20091204

Verifying NAT Operation and Basic NAT Troubleshooting


Introduction

When you have IP connectivity problems in a NAT environment, it is often difficult to determine the cause of the problem. Many times NAT is mistakenly blamed, when in reality there is an underlying problem. This document demonstrates how to verify NAT operation using tools available on Cisco routers. This document also shows you how to perform basic NAT troubleshooting, and how to avoid common mistakes when troubleshooting NAT.

Prerequisites

Requirements

There are no specific requirements for this document.

Components Used

This document is not restricted to specific software and hardware versions.
The information in this document was created from the devices in a specific lab environment. All of the devices used in this document started with a cleared (default) configuration.
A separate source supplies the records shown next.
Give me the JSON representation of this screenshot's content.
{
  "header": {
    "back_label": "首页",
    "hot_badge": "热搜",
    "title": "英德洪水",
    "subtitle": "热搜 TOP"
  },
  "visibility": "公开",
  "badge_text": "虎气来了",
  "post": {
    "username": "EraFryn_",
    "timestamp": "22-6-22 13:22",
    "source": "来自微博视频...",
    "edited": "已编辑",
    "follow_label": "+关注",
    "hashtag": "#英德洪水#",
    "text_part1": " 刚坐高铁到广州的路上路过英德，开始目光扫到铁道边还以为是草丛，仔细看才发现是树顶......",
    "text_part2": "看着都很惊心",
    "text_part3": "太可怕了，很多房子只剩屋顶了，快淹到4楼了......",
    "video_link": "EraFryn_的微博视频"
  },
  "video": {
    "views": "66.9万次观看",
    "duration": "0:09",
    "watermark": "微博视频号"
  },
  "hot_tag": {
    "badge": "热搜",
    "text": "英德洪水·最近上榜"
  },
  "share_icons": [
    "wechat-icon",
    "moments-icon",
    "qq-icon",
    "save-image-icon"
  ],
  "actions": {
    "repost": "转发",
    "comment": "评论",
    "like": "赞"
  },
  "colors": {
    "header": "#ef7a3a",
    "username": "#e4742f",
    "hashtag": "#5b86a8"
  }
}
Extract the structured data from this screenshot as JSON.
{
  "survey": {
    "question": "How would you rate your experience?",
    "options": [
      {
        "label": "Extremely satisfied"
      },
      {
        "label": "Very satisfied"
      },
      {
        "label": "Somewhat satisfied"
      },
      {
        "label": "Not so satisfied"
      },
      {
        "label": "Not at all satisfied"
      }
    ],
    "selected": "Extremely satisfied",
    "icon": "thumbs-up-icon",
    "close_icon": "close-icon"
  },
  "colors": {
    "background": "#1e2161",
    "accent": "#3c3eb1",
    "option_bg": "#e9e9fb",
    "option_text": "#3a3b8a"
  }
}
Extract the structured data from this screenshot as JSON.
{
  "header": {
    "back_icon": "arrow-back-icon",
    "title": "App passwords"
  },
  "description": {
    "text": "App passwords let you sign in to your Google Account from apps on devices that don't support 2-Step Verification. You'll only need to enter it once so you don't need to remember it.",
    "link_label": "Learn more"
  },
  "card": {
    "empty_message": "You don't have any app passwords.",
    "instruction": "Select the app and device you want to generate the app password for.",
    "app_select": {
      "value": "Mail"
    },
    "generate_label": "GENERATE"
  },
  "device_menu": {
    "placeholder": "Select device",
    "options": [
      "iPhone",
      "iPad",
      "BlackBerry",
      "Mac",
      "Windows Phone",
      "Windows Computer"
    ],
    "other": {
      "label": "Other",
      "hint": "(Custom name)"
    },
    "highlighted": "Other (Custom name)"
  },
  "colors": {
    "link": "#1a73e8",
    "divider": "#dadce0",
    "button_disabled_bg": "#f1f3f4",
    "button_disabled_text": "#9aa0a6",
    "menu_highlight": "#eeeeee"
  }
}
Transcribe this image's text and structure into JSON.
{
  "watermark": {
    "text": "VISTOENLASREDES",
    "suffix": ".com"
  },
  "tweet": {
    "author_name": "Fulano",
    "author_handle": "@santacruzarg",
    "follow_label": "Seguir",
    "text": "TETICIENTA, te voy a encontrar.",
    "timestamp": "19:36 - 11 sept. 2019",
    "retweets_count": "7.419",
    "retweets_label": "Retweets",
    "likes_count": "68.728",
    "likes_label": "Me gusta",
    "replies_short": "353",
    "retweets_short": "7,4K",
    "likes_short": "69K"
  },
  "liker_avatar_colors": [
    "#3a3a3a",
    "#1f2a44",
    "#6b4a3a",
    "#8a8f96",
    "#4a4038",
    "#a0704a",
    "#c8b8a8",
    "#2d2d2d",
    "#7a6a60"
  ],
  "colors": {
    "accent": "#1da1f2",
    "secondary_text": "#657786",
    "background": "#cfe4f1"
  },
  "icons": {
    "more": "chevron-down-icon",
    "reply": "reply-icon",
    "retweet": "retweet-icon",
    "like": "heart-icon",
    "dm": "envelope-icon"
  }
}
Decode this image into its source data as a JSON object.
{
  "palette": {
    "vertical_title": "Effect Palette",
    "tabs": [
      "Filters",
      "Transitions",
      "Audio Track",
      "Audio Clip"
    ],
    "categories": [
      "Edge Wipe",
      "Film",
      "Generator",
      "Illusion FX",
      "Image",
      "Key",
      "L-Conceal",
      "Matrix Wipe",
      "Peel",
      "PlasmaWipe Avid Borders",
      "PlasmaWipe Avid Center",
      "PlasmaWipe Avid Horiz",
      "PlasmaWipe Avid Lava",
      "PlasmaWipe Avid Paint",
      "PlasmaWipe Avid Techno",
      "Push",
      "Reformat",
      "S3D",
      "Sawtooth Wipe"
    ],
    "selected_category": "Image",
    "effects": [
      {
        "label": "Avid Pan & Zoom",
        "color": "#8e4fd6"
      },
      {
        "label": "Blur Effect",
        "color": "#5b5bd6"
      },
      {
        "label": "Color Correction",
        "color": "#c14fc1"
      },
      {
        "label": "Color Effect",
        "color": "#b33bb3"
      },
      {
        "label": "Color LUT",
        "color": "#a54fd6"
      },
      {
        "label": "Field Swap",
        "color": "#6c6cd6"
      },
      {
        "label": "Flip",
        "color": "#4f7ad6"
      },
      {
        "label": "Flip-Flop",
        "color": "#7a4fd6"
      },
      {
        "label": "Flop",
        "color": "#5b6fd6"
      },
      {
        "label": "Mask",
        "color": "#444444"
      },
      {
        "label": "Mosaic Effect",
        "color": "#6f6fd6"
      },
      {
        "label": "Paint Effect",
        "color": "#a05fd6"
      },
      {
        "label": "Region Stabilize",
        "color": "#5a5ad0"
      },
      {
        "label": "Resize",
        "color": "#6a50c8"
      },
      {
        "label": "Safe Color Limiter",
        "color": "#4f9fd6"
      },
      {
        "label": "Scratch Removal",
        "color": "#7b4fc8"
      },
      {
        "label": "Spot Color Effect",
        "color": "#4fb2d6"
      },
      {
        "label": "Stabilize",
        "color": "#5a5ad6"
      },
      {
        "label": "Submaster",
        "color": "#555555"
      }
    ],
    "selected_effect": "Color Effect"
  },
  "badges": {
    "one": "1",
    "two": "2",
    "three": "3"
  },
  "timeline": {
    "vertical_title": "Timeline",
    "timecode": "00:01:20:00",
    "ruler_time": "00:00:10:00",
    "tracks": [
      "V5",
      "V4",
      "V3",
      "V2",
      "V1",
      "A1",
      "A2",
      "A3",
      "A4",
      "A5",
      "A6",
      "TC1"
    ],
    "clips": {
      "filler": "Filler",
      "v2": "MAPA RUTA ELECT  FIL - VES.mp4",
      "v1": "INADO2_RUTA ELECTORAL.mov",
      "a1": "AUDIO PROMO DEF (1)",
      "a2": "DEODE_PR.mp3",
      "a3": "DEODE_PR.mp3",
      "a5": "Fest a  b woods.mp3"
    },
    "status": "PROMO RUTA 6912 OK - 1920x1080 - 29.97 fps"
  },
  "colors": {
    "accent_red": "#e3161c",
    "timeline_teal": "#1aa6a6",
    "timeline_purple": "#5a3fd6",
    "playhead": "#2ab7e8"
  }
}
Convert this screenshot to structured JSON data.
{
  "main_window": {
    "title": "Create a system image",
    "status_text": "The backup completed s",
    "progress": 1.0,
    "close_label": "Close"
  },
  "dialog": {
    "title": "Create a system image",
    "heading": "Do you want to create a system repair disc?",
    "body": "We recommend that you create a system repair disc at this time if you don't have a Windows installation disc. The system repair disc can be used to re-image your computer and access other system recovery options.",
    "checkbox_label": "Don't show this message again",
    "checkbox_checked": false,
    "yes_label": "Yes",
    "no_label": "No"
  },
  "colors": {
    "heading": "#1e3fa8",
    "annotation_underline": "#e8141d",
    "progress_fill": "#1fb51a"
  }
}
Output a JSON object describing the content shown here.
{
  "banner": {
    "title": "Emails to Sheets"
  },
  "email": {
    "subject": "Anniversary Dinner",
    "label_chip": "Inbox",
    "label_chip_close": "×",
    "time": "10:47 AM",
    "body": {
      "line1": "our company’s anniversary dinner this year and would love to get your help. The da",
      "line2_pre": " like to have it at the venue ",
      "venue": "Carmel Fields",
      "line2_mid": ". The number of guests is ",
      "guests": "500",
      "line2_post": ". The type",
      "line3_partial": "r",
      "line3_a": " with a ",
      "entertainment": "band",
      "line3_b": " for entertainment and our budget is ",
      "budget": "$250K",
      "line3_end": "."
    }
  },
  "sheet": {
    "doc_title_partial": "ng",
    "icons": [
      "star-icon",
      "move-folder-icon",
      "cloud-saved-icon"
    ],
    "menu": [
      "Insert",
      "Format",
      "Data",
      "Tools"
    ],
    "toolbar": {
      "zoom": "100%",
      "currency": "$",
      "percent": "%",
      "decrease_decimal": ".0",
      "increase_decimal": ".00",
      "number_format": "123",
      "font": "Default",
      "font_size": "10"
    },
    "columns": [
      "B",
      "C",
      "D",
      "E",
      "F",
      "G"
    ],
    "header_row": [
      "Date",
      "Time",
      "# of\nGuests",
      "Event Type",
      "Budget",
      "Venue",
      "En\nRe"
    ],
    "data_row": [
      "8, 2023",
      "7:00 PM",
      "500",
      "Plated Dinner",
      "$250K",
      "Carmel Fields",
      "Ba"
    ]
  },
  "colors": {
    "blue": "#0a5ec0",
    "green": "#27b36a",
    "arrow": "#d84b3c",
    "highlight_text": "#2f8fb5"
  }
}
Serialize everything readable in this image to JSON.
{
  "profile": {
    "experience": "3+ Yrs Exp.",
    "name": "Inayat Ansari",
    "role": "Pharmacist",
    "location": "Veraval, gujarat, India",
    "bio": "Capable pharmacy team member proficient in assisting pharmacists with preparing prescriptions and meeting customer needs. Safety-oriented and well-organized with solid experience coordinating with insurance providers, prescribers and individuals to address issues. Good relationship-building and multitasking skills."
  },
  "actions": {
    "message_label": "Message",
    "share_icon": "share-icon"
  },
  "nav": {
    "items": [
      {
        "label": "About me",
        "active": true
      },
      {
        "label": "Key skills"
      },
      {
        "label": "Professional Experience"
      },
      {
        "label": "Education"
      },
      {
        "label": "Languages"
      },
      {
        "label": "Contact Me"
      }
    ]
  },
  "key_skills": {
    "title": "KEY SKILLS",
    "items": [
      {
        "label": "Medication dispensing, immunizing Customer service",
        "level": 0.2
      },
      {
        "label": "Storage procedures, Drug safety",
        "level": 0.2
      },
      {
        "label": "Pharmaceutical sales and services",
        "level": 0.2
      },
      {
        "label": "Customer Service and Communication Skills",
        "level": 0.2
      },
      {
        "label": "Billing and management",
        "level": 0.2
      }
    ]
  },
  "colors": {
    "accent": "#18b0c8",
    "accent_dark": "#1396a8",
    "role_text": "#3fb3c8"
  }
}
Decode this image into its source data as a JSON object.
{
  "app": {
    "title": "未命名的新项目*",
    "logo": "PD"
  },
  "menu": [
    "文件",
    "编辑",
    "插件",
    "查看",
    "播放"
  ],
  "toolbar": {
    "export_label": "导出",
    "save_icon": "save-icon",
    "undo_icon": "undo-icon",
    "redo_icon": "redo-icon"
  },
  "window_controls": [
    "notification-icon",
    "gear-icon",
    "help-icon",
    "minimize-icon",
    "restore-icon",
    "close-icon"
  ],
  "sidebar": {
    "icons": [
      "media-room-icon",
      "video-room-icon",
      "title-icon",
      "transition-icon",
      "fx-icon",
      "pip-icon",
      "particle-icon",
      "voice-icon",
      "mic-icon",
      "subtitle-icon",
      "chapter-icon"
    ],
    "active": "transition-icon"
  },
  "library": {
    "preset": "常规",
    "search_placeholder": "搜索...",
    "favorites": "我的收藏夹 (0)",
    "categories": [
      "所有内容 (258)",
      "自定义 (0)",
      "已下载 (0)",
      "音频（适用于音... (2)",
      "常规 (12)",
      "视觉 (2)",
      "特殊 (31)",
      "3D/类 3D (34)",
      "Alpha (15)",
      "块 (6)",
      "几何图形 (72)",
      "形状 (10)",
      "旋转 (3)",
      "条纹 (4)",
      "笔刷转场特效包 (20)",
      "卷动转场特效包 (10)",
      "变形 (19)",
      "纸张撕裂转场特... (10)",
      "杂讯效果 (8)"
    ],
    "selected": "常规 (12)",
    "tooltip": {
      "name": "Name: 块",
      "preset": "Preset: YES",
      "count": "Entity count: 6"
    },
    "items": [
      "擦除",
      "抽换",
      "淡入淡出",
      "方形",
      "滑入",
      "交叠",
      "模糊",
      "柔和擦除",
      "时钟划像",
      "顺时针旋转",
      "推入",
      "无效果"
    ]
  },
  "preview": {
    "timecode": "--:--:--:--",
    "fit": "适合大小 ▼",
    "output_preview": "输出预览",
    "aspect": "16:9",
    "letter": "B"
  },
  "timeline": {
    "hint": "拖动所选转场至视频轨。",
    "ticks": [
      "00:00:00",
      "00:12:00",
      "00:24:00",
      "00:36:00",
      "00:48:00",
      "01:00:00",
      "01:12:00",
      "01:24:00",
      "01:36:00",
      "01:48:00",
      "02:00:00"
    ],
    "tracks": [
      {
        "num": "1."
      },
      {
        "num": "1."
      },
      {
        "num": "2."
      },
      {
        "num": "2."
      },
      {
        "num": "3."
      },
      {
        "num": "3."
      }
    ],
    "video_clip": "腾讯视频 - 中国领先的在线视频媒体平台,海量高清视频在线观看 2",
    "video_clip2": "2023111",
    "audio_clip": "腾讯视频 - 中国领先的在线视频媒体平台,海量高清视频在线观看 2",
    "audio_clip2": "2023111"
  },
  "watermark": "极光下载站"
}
If your network is live, make sure that you understand the potential impact of any command.

How to Rule Out NAT

When you attempt to determine the cause of an IP connectivity problem, it helps to rule out NAT. Follow these steps to verify that NAT is operating as expected:
  1. Based on the configuration, clearly define what NAT is supposed to achieve. At this point you may determine that there is a problem with the configuration. For help with configuring NAT refer to Configuring Network Address Translation.
  2. Verify that correct translations exist in the translation table.
  3. Use the show and debug commands to verify that the translation is occurring.
  4. Review in detail what is happening to the packet and verify that routers have the correct routing information to move the packet along.
Below are some sample problems in which we use the above steps to help determine the cause of the problem.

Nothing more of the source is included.